Evaluation of P2-purinoceptor antagonists at two relaxation-mediating P2-purinoceptors in guinea-pig taenia coli

Abstract

The guinea-pig taenia coli possesses two relaxation-mediating receptors for nucleotides: a prototypic P2Y-purinoceptor, which is activated by adenosine 5'-O-(2-thio-diphosphate) (ADP beta S), and a separate receptor for alpha, beta-methylene ATP (alpha,beta-MeATP). Effects of several as yet incompletely characterized P2-purinoceptor antagonists at these receptors were examined.
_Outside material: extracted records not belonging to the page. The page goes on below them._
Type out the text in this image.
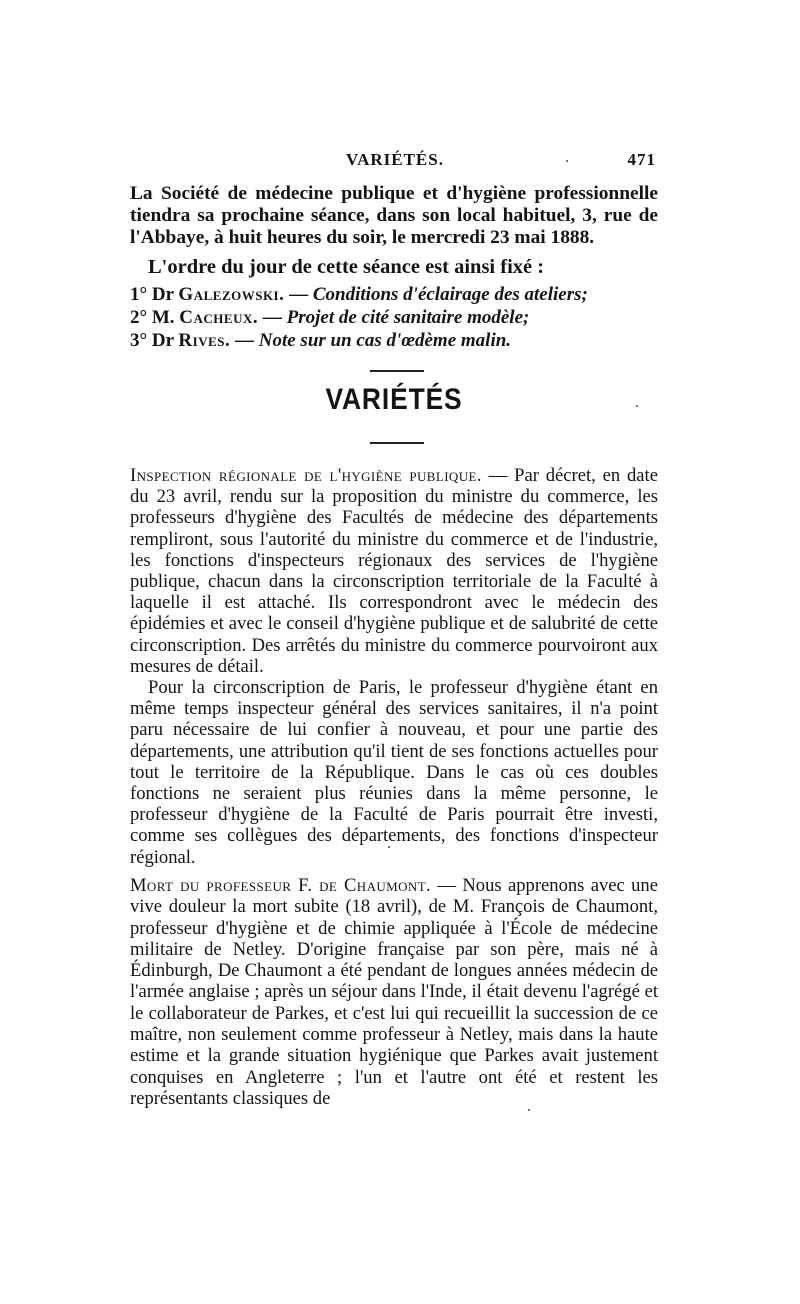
VARIÉTÉS.	471

La Société de médecine publique et d'hygiène professionnelle tiendra sa prochaine séance, dans son local habituel, 3, rue de l'Abbaye, à huit heures du soir, le mercredi 23 mai 1888.

L'ordre du jour de cette séance est ainsi fixé :

1° Dr Galezowski. — Conditions d'éclairage des ateliers;
2° M. Cacheux. — Projet de cité sanitaire modèle;
3° Dr Rives. — Note sur un cas d'œdème malin.
VARIÉTÉS

Inspection régionale de l'hygiène publique. — Par décret, en date du 23 avril, rendu sur la proposition du ministre du commerce, les professeurs d'hygiène des Facultés de médecine des départements rempliront, sous l'autorité du ministre du commerce et de l'industrie, les fonctions d'inspecteurs régionaux des services de l'hygiène publique, chacun dans la circonscription territoriale de la Faculté à laquelle il est attaché. Ils correspondront avec le médecin des épidémies et avec le conseil d'hygiène publique et de salubrité de cette circonscription. Des arrêtés du ministre du commerce pourvoiront aux mesures de détail.

Pour la circonscription de Paris, le professeur d'hygiène étant en même temps inspecteur général des services sanitaires, il n'a point paru nécessaire de lui confier à nouveau, et pour une partie des départements, une attribution qu'il tient de ses fonctions actuelles pour tout le territoire de la République. Dans le cas où ces doubles fonctions ne seraient plus réunies dans la même personne, le professeur d'hygiène de la Faculté de Paris pourrait être investi, comme ses collègues des départements, des fonctions d'inspecteur régional.

Mort du professeur F. de Chaumont. — Nous apprenons avec une vive douleur la mort subite (18 avril), de M. François de Chaumont, professeur d'hygiène et de chimie appliquée à l'École de médecine militaire de Netley. D'origine française par son père, mais né à Édinburgh, De Chaumont a été pendant de longues années médecin de l'armée anglaise ; après un séjour dans l'Inde, il était devenu l'agrégé et le collaborateur de Parkes, et c'est lui qui recueillit la succession de ce maître, non seulement comme professeur à Netley, mais dans la haute estime et la grande situation hygiénique que Parkes avait justement conquises en Angleterre ; l'un et l'autre ont été et restent les représentants classiques de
The concentration-relaxation curve of ADP beta S was shifted to the right by reactive blue 2, suramin, 8-(3,5-dinitro-phenylenecarbonylimino)-1,3,5-naphthalenetrisulp honic acid (XAMR0721; at 1000 microM only), pyridoxalphosphate-6-azophenyl-2',5'-disulphonic acid (iso-PPADS), pyridoxal 5-phosphate, trypan blue and Evans blue (at 320 microM only). Schild plots for the antagonism of reactive blue 2, suramin, iso-PPADS and pyridoxal 5-phosphate against ADP beta S had slopes < 1. The concentration-relaxation curve of alpha,beta-MeATP was shifted to the right by reactive blue 2, suramin, XAMR0721, iso-PPADS, pyridoxal 5-phosphate and trypan blue but not by Evans blue (320 microM). Schild plots for the antagonism of suramin, XAMR0721 and iso-PPADS against alpha,beta-MeATP had slopes > 1. Only XAMR0721 differed clearly in potency against the two nucleotides: it was considerably more potent against alpha,beta-MeATP than against ADP beta S. 2-Methylthio ATP (MeSATP; 1 microM) and ATP (100 microM) were degraded by pieces of taenia coli. All antagonists except trypan blue attenuated the degradation of either or one of the two nucleotides. The selective effect of XAMR0721 against alpha,beta-MeATP confirms the existence of two relaxation-mediating P2-purinoceptors in guinea-pig taenia coli. Comparison of the apparent affinities of the antagonists for the two taenia coli receptors with affinities for the P2X-purinoceptor of the rat vas deferens shows that reactive blue 2, suramin, iso-PPADS, pyridoxal 5-phosphate and trypan blue have little selectivity for any of the three receptors. XAMR0721, which has been shown to possess relatively high affinity for the P2Y-purinoceptor in turkey erythrocytes, was very weak at the P2Y-receptor of the taenia, thus supporting the existence of pharmacologic P2Y-receptor subtypes. Evans blue, with little effect in the taenia coli but a marked effect in the rat vas defrens, is the most selective P2X- (versus P2Y-) purinoceptor antagonists presently known, although its effect on the degradation of nucleotides must be kept in mind.